U.S. Senate investigators have discovered a pattern of neglect and poor care in an Oregon company’s group homes for people with intellectual and developmental disabilities, finding problems that persisted despite repeated state efforts to force the company to improve.
The 19-month investigation into Mentor Oregon, spearheaded by the U.S. Senate Finance Committee, was launched in response to coverage in The Oregonian/OregonLive that outlined neglect in one of the company’s homes in Curry County. State officials at the time learned of neglect so severe that a resident smelled of “rotting flesh,” according to official records.
The federal report summarizing the committee’s investigation, published Thursday, blasted the company for failing to meet its obligations towards the vulnerable people it serves.
“Scores” of the company’s homes were found to be in violation of various regulations from 2013 to 2019, the committee found after reviewing 5,000 pages of documents. The most common problems included staff failing to follow doctors’ orders, staff not getting training and residents missing medications.
While the company took steps to improve the quality of care, the committee found problems even into the final months of the investigation.
Just this May, local investigators found that a caregiver had left a 65-year-old woman to sit in her kitchen chair for hours as she picked at or hit her face. The employee falsified records, writing that the woman had been resting in her recliner, according to the Senate report. Other staff found the employee sitting at a computer, and the woman was left with bruises on her back and blood on her hands, face and shirt.

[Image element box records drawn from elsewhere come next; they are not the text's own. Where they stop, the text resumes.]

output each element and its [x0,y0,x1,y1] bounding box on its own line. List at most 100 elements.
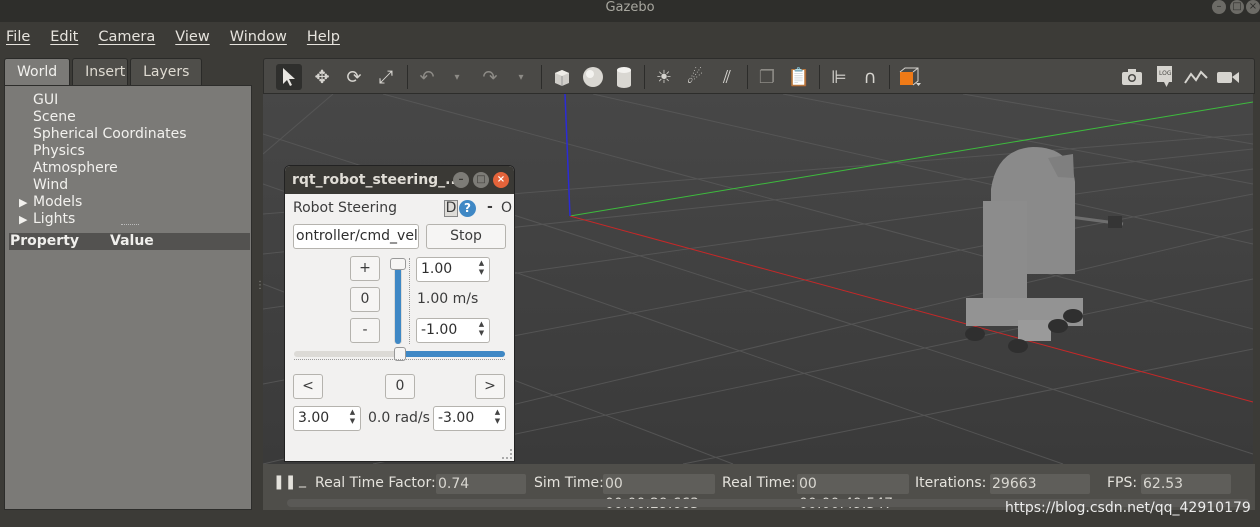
linear-min-value: -1.00 [421,322,458,338]
spin-arrows-icon[interactable]: ▲ ▼ [475,320,488,341]
video-icon[interactable] [1215,64,1241,90]
tree-item-models[interactable]: Models [33,194,82,210]
tab-layers[interactable]: Layers [130,58,203,85]
close-icon[interactable]: × [493,172,509,188]
spin-arrows-icon[interactable]: ▲ ▼ [491,408,504,429]
rqt-titlebar[interactable]: rqt_robot_steering_... – □ × [285,166,514,194]
svg-text:LOG: LOG [1159,70,1172,77]
stop-button[interactable]: Stop [426,224,506,249]
minimize-icon[interactable]: – [453,172,469,188]
spin-arrows-icon[interactable]: ▲ ▼ [346,408,359,429]
spin-arrows-icon[interactable]: ▲ ▼ [475,259,488,280]
plot-icon[interactable] [1183,64,1209,90]
undo-dropdown-icon[interactable]: ▾ [444,64,470,90]
linear-slider-fill [395,264,401,344]
menu-window[interactable]: Window [230,29,287,45]
increase-linear-button[interactable]: + [350,256,380,281]
watermark-text: https://blog.csdn.net/qq_42910179 [1005,500,1251,516]
box-icon[interactable] [549,64,575,90]
redo-dropdown-icon[interactable]: ▾ [508,64,534,90]
angular-min-spinbox[interactable]: -3.00 ▲ ▼ [433,406,506,431]
point-light-icon[interactable]: ☀ [651,64,677,90]
pause-icon[interactable]: ❚❚ [273,474,296,490]
topic-input[interactable]: ontroller/cmd_vel [293,224,419,249]
slider-ticks [294,359,505,363]
select-arrow-icon[interactable] [276,64,302,90]
menu-camera[interactable]: Camera [98,29,155,45]
spot-light-icon[interactable]: ☄ [682,64,708,90]
tab-insert[interactable]: Insert [72,58,129,85]
menu-help[interactable]: Help [307,29,340,45]
tree-item-spherical-coordinates[interactable]: Spherical Coordinates [33,126,187,142]
tree-item-gui[interactable]: GUI [33,92,58,108]
sphere-icon[interactable] [580,64,606,90]
toolbar-separator [747,65,748,89]
linear-max-value: 1.00 [421,261,453,277]
toolbar-separator [407,65,408,89]
angular-current-value: 0.0 rad/s [368,410,430,426]
expand-arrow-icon[interactable]: ▶ [19,213,27,226]
log-icon[interactable]: LOG [1152,64,1178,90]
menu-edit[interactable]: Edit [50,29,78,45]
view-angle-icon[interactable] [896,64,922,90]
menu-view[interactable]: View [175,29,209,45]
cylinder-icon[interactable] [611,64,637,90]
menu-bar: File Edit Camera View Window Help [0,22,1260,52]
linear-slider-handle[interactable] [390,258,406,270]
iterations-value: 29663 [990,474,1090,494]
tree-item-physics[interactable]: Physics [33,143,85,159]
align-icon[interactable]: ⊫ [826,64,852,90]
splitter-handle[interactable] [121,224,139,226]
menu-file[interactable]: File [6,29,30,45]
tree-item-wind[interactable]: Wind [33,177,68,193]
property-table-header: Property Value [9,233,250,250]
snap-icon[interactable]: ∩ [857,64,883,90]
resize-grip-icon[interactable] [502,449,512,459]
rotate-icon[interactable]: ⟳ [341,64,367,90]
fps-label: FPS: [1107,475,1138,491]
step-icon[interactable]: _ [299,472,306,488]
plugin-heading: Robot Steering [293,200,398,216]
decrease-linear-button[interactable]: - [350,318,380,343]
sim-time-value: 00 00:00:29.663 [603,474,715,512]
window-title: Gazebo [605,0,655,15]
tab-world[interactable]: World [4,58,71,85]
directional-light-icon[interactable]: ⫽ [714,64,740,90]
zero-linear-button[interactable]: 0 [350,287,380,312]
turn-left-button[interactable]: < [293,374,323,399]
tree-item-scene[interactable]: Scene [33,109,76,125]
maximize-icon[interactable]: □ [1230,0,1244,14]
paste-icon[interactable]: 📋 [786,64,812,90]
help-icon[interactable]: ? [459,200,476,217]
screenshot-icon[interactable] [1119,64,1145,90]
zero-angular-button[interactable]: 0 [385,374,415,399]
slider-ticks [409,258,413,344]
turn-right-button[interactable]: > [475,374,505,399]
redo-icon[interactable]: ↷ [477,64,503,90]
linear-velocity-slider[interactable] [390,258,406,344]
close-plugin-button[interactable]: O [501,200,512,216]
undo-icon[interactable]: ↶ [414,64,440,90]
translate-icon[interactable]: ✥ [309,64,335,90]
tree-item-atmosphere[interactable]: Atmosphere [33,160,118,176]
minimize-icon[interactable]: – [1212,0,1226,14]
close-icon[interactable]: × [1246,0,1260,14]
linear-min-spinbox[interactable]: -1.00 ▲ ▼ [416,318,490,343]
tree-item-lights[interactable]: Lights [33,211,75,227]
minimize-plugin-button[interactable]: - [487,199,493,215]
topic-value: ontroller/cmd_vel [296,228,418,244]
scale-icon[interactable]: ⤢ [373,64,399,90]
linear-max-spinbox[interactable]: 1.00 ▲ ▼ [416,257,490,282]
sim-time-label: Sim Time: [534,475,604,491]
real-time-value: 00 00:00:49.547 [797,474,909,512]
maximize-icon[interactable]: □ [473,172,489,188]
rqt-window-title: rqt_robot_steering_... [292,172,462,188]
angular-max-spinbox[interactable]: 3.00 ▲ ▼ [293,406,361,431]
expand-arrow-icon[interactable]: ▶ [19,196,27,209]
real-time-factor-label: Real Time Factor: [315,475,436,491]
angular-slider-fill [399,351,505,357]
angular-velocity-slider[interactable] [294,347,505,361]
angular-max-value: 3.00 [298,410,330,426]
copy-icon[interactable]: ❐ [754,64,780,90]
d-button[interactable]: D [444,200,458,217]
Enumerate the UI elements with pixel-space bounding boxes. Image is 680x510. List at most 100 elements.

“This was pure neglect,” investigators wrote.
The significance of the investigation extends far beyond Oregon’s borders: Mentor Oregon is part of a national corporation that in 2018 operated homes in 36 states serving nearly 13,000 people. The parent company, the Mentor Network, is one of the largest human services companies in the United States, according to the committee’s findings.
Sen. Ron Wyden, D.-Ore., the finance committee’s ranking member, said in a statement that organizations such as Mentor must do more to protect the people in their care.
“It is clear that too many vulnerable Americans and their loved ones who count on caregivers to provide a safe and healthy living environment are being let down by those in a position of trust,” Wyden said. “This report shines a light on key shortfalls by Mentor Oregon in failing to meet standards of care for Oregonians they were entrusted to help.”
A parallel investigation focused on facilities in Iowa, home to the U.S. Senate Finance Committee’s chairman, Republican Chuck Grassley.
The committee’s investigation provides rare insight into the complex world of group homes for people with intellectual and developmental disabilities. Such homes have long been hotbeds of neglect. They are isolated, with no more than five residents per home, and much of the oversight has been handed over to local health agencies.
About 3,200 Oregonians get care in 980 group homes.
In a written statement, a Mentor Network spokeswoman said the company fully cooperated with the investigation and made multiple meaningful changes to improve its work, including improving training, “investing in new state leadership,” updating its homes across the state and working to hire more staff.
“Our top priority is the safety and wellbeing of the people we care for, and we appreciate the Committee’s interest in raising standards for individuals with disabilities,” spokeswoman Teresa Prego said.
And, Prego said, the company will “continue to promote a culture focused on compassion, accountability, and excellence as we believe every person in our care deserves to live life to their full potential.”
Senate committee investigators gave Mentor Oregon credit for making an effort to improve its work, including putting in place greater training requirements and disciplining staff.
But, the committee found, that work was far from sufficient.
Just weeks before finishing their report, the state discovered so many new violations at a Brookings Mentor Oregon home that it ordered it to close for good.
The lead state agency overseeing the homes has on numerous occasions hammered the company with the strictest regulatory tools it has, including forbidding the company from taking new clients and ordering homes to be shut down.
That agency, Office of Developmental Disabilities Services, credited its work for shuttering all but 10 of Mentor Oregon’s group homes, down from the 28 that were open in January 2019. The homes still in operation are not currently allowed to take new residents.
“Abuse and neglect should never happen to anyone,” agency director Lilia Teninty said in a statement. “Providers, like Mentor, are paid by the state to support people with (intellectual and developmental disabilities), including protecting their health and safety.”
For one caregiver who worked at a Mentor Oregon home, the abuse and neglect she witnessed drove her out of caregiving altogether.
Kailee Sorlien worked in a Gresham home from 2013 to 2016, she said in an interview with The Oregonian/OregonLive this week, and saw a raft of abuses, including a resident left on the toilet for hours, caregivers failing to put on gloves when showering a resident, and people getting bedsores because they were left in bed too long.
“I just felt so sad for these people,” Sorlien said. “It was mentally draining me, as a person, in how people treat people who can’t help themselves.”